NGC 1499 – California Nebula
The California Nebula is a colorful emission nebula located in the constellation Perseus. This large, bright, pinkish-red nebula gets its name from the US state that it resembles in shape. It’s shape and bright red color are not seen visually, these features are only revealed through long-exposure astrophotography. The California Nebula is designated NGC 1499 in the new general catalog. The most noticeable characteristic of this nebula is its red color created by its hydrogen composition.
The California Nebula
My latest version of the California Nebula includes H-Alpha data collected with a modified Canon T3i and 12nm Ha Filter. By using the Ha exposures as a luminance layer, more details in the nebulosity can be obtained. I also reprocessed the original RGB version of NGC 1499 taken with my Canon 450D back in October of 2014.
To learn how to combine H-Alpha with color images to create a HaRGB composite, please visit the tutorial here:
Here is the detail captured with an Astronomik 12nm Ha Filter installed in the Canon T3i:
The photo above shows the California Nebula in Hydrogen alpha only (which is why it appears black and white). 1 hour of total exposure time was collected to produce the final image. I registered and stacked the 4-minute subs in Deep Sky Stacker, using dark frames to reduce the noise. I then processed the image using Adobe Photoshop and combined the image with my existing RGB version.

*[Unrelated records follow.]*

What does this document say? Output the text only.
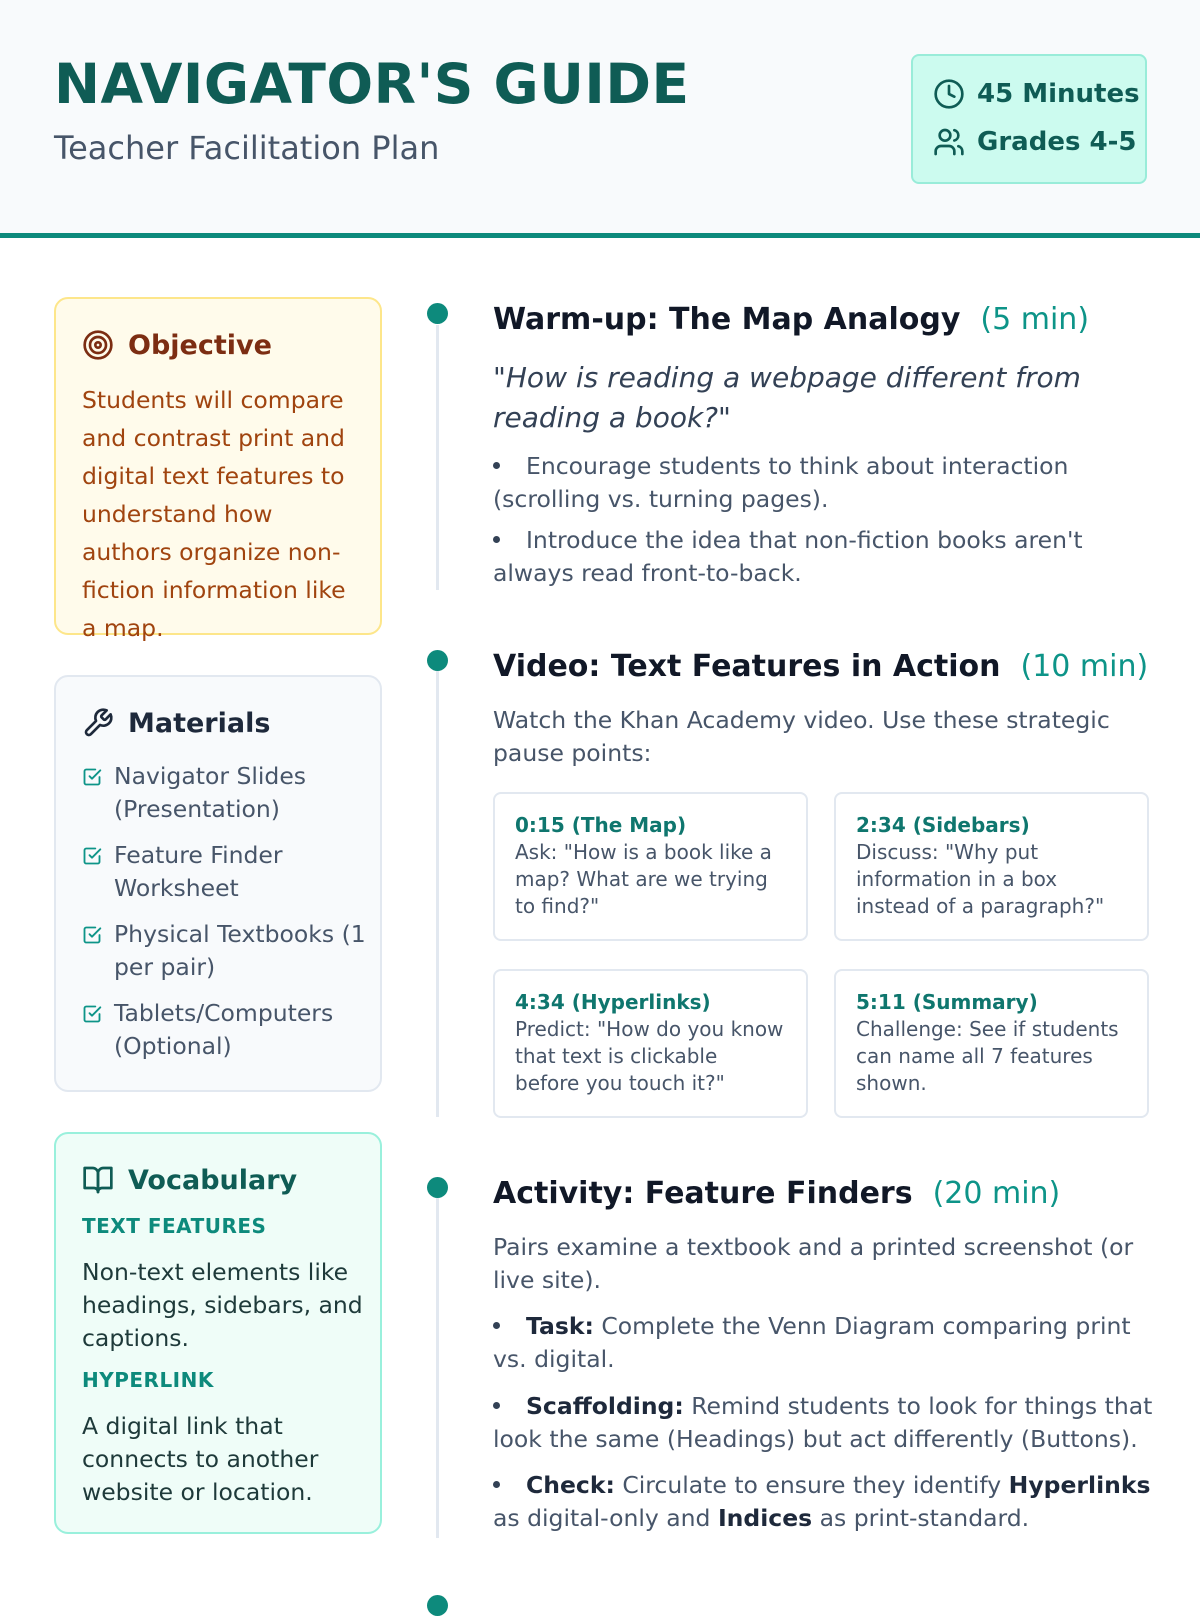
NAVIGATOR'S GUIDE
Teacher Facilitation Plan
45 Minutes
Grades 4-5
Objective
Students will compare and contrast print and digital text features to understand how authors organize non-fiction information like a map.
Materials
Navigator Slides (Presentation)
Feature Finder Worksheet
Physical Textbooks (1 per pair)
Tablets/Computers (Optional)
Vocabulary
TEXT FEATURES
Non-text elements like headings, sidebars, and captions.
HYPERLINK
A digital link that connects to another website or location.
Warm-up: The Map Analogy (5 min)
"How is reading a webpage different from reading a book?"
Encourage students to think about interaction (scrolling vs. turning pages).
Introduce the idea that non-fiction books aren't always read front-to-back.
Video: Text Features in Action (10 min)
Watch the Khan Academy video. Use these strategic pause points:
0:15 (The Map)
Ask: "How is a book like a map? What are we trying to find?"
2:34 (Sidebars)
Discuss: "Why put information in a box instead of a paragraph?"
4:34 (Hyperlinks)
Predict: "How do you know that text is clickable before you touch it?"
5:11 (Summary)
Challenge: See if students can name all 7 features shown.
Activity: Feature Finders (20 min)
Pairs examine a textbook and a printed screenshot (or live site).
Task: Complete the Venn Diagram comparing print vs. digital.
Scaffolding: Remind students to look for things that look the same (Headings) but act differently (Buttons).
Check: Circulate to ensure they identify Hyperlinks as digital-only and Indices as print-standard.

Adding H-Alpha to your existing RGB images taken with a DSLR camera. It can really improve the overall detail and contrast of the nebula. It will also reduce the size of the stars in your image, which is a nice bonus if you ask me. The video below shows you exactly how I processed my Image of the California Nebula:
RGB Image Details
Telescope: Explore Scientific ED80 with WO Flat III 0.8x FR/FF
Mount: Sky-Watcher HEQ5 Pro Synscan
Guiding: Meade DSI Pro II and PHD Guiding
Guide Scope: Orion Mini 50mm
Camera: Canon EOS 450D (Modified)
Exposure: 3 hours (36 x 300s)
Processing Software: Deep Sky Stacker, Photoshop CC
Support Files: 15 darks
Find the California Nebula in binoculars
NGC 1499, or the California Nebula as amateur astrophotographers prefer to call it resides in the popular constellation of Perseus. A great way to find your way over to this nebula is by starting from Messier 45, the Pleiades. You can then move your binoculars across the night sky until you reach the bright star Menkib. The Nebula is just north of that star.
Remember that this object is very faint and quite large. Field of view is more important than aperture to observe this nebula visually. Your best chance at finding NGC 1499 is to use binoculars or a telescope with a wide field of view, and low-power eyepiece. Ideally, this would be during new moon, from a dark location, and while the nebula is high overhead.
Facts about the California Nebula
This deep-sky astrophotography object is a cosmic cloud of hydrogen gas located in the Orion Arm of the Milky Way. Our own Sun also resides in this neighborhood of the Universe, only a short 1,500 light years away. APOD describes the composition of this nebula well by saying
“the most prominent glow of the California Nebula is the red light characteristic of hydrogen atoms recombining with long lost electrons, stripped away (ionized) by energetic starlight. The star most likely providing the energetic starlight that ionizes much of the nebular gas is the bright, hot, bluish Xi Persei just to the right of the nebula.”
Photographing and Processing this Nebula
This nebula comes to life when imaged with a DSLR camera modified for astrophotography, or a filtered CCD camera. I attempted to image NGC 1499 several times with a stock Canon DSLR with poor results. Removing the IR cut filter from my Canon 450D allowed my to capture the structure and color of this object.
The California Nebula is a large deep-sky object, so you will need a wide field of view to capture the entire nebula in a single frame. Many amateur astrophotographers tackle this challenge by shooting NGC 1499 with a telephoto camera lens, such as a 300mm f/4. As seen in this incredible image featured on APOD in January 2016, I did not include the entire nebula in my image! The nebulosity continues up past the top of my image.
As for processing the image, I paid extra attention to star size. I made sure not to stretch the size and intensity of the stars when stretching the nebulosity data using curves in photoshop. In my opinion, larger, more defined emission nebulae such as the California Nebula look better without a sea of bright stars surrounding it.